Bauen, sichern und schaufeln
Die Soldaten, die in allen vier betroffenen Bundesländern eingesetzt
waren, bauten Dämme, beseitigten Erdrutsche, sicherten Hänge,
schaufelten Geröll und Schlamm, pumpten Wasser, füllten Sandsäcke,
lösten Verklausungen, reinigten Trinkwasser und verlegten
Faltstraßen. Am Höhepunkt des Einsatzes arbeiteten in Tirol 230
Soldaten, in Salzburg 420, in Oberösterreich 1.329 und in
Niederösterreich 1.747 Soldaten, gesamt halfen 3.726 Soldaten der
Bevölkerung.
Panzer, Bagger und Faltstraßen
Die Pioniere setzten ihr gesamtes Spektrum an schweren Baumaschinen
ein. Insgesamt kamen bisher 32 verschiedene Modelle an Panzern,
Baggern, Lastkraftwagen, Raupen, Faltstraßen und Aggregaten zum
Einsatz. Alleine die Bandbreite der verwendeten Bagger reichte vom
Hydraulikbagger über Grabenbagger, Minibagger und Drehkranzbagger bis
zum Schreitbagger. Darüber hinaus wurden von zivilen Organisationen,
den Bundesländer und dem Netzwerk für Katastropheneinsatz zusätzliche
Baumaschinen und Lastkraftwagen zur Verfügung gestellt.
In Oberösterreich wurde ein Milizbataillon kurzerhand aus einer Übung
gezogen und in die Hochwasserhilfe geworfen.
Der Einsatz dauert noch mindestens drei Wochen
Während der Assistenzeinsatz in Tirol bereits am Donnerstag beendet
wurde, geht er in allen anderen Bundesländern mit unverminderter
Energie weiter. Derzeit sind noch rund 670 Soldaten im Einsatz. In
Salzburg liegt das Schwergewicht in Hüttau und Taxenbach. Dort wird
das Bundesheer mit der Errichtung von Krainerwänden und Querwerken
noch ca. drei Wochen beschäftigt sein.
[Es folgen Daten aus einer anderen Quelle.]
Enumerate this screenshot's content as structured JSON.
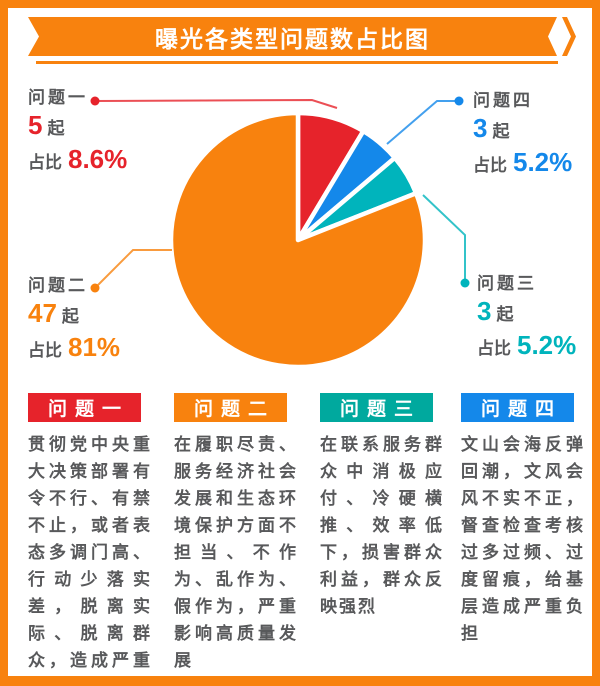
{
  "frame_color": "#f8820e",
  "title": {
    "text": "曝光各类型问题数占比图"
  },
  "text_color": "#58595b",
  "chart_data": {
    "type": "pie",
    "title": "曝光各类型问题数占比图",
    "unit": "起",
    "slices": [
      {
        "key": "q1",
        "name": "问题一",
        "count": 5,
        "pct": 8.6,
        "color": "#e6232b"
      },
      {
        "key": "q2",
        "name": "问题二",
        "count": 47,
        "pct": 81,
        "color": "#f8820e"
      },
      {
        "key": "q3",
        "name": "问题三",
        "count": 3,
        "pct": 5.2,
        "color": "#00b4bc"
      },
      {
        "key": "q4",
        "name": "问题四",
        "count": 3,
        "pct": 5.2,
        "color": "#1488ea"
      }
    ],
    "clockwise_from_top": [
      0,
      3,
      2,
      1
    ],
    "legend_position": "callout-labels",
    "grid": false
  },
  "labels": {
    "q1": {
      "name": "问题一",
      "count": "5",
      "unit": "起",
      "pct_label": "占比",
      "pct": "8.6%"
    },
    "q2": {
      "name": "问题二",
      "count": "47",
      "unit": "起",
      "pct_label": "占比",
      "pct": "81%"
    },
    "q3": {
      "name": "问题三",
      "count": "3",
      "unit": "起",
      "pct_label": "占比",
      "pct": "5.2%"
    },
    "q4": {
      "name": "问题四",
      "count": "3",
      "unit": "起",
      "pct_label": "占比",
      "pct": "5.2%"
    }
  },
  "legend_cards": [
    {
      "title": "问题一",
      "color": "#e6232b",
      "text": "贯彻党中央重大决策部署有令不行、有禁不止，或者表态多调门高、行动少落实差，脱离实际、脱离群众，造成严重后果"
    },
    {
      "title": "问题二",
      "color": "#f8820e",
      "text": "在履职尽责、服务经济社会发展和生态环境保护方面不担当、不作为、乱作为、假作为，严重影响高质量发展"
    },
    {
      "title": "问题三",
      "color": "#00a99e",
      "text": "在联系服务群众中消极应付、冷硬横推、效率低下，损害群众利益，群众反映强烈"
    },
    {
      "title": "问题四",
      "color": "#1488ea",
      "text": "文山会海反弹回潮，文风会风不实不正，督查检查考核过多过频、过度留痕，给基层造成严重负担"
    }
  ]
}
Im Raum Zell am See werden mit
Unterstützung von Hubschraubern Verklausungen beseitigt. Während in
Niederösterreich der Schwerpunkt der Arbeit entlang der Donau liegt
und ebenfalls noch ca. drei Wochen dauern wird, helfen Soldaten aus
Oberösterreich in Pechgraben einen rutschenden Hang zu stabilisieren
und stellen in Goldwörth mit einer Trinkwasseranlage pro Stunde 4.000
Liter frisches Wasser für die Bewohner her.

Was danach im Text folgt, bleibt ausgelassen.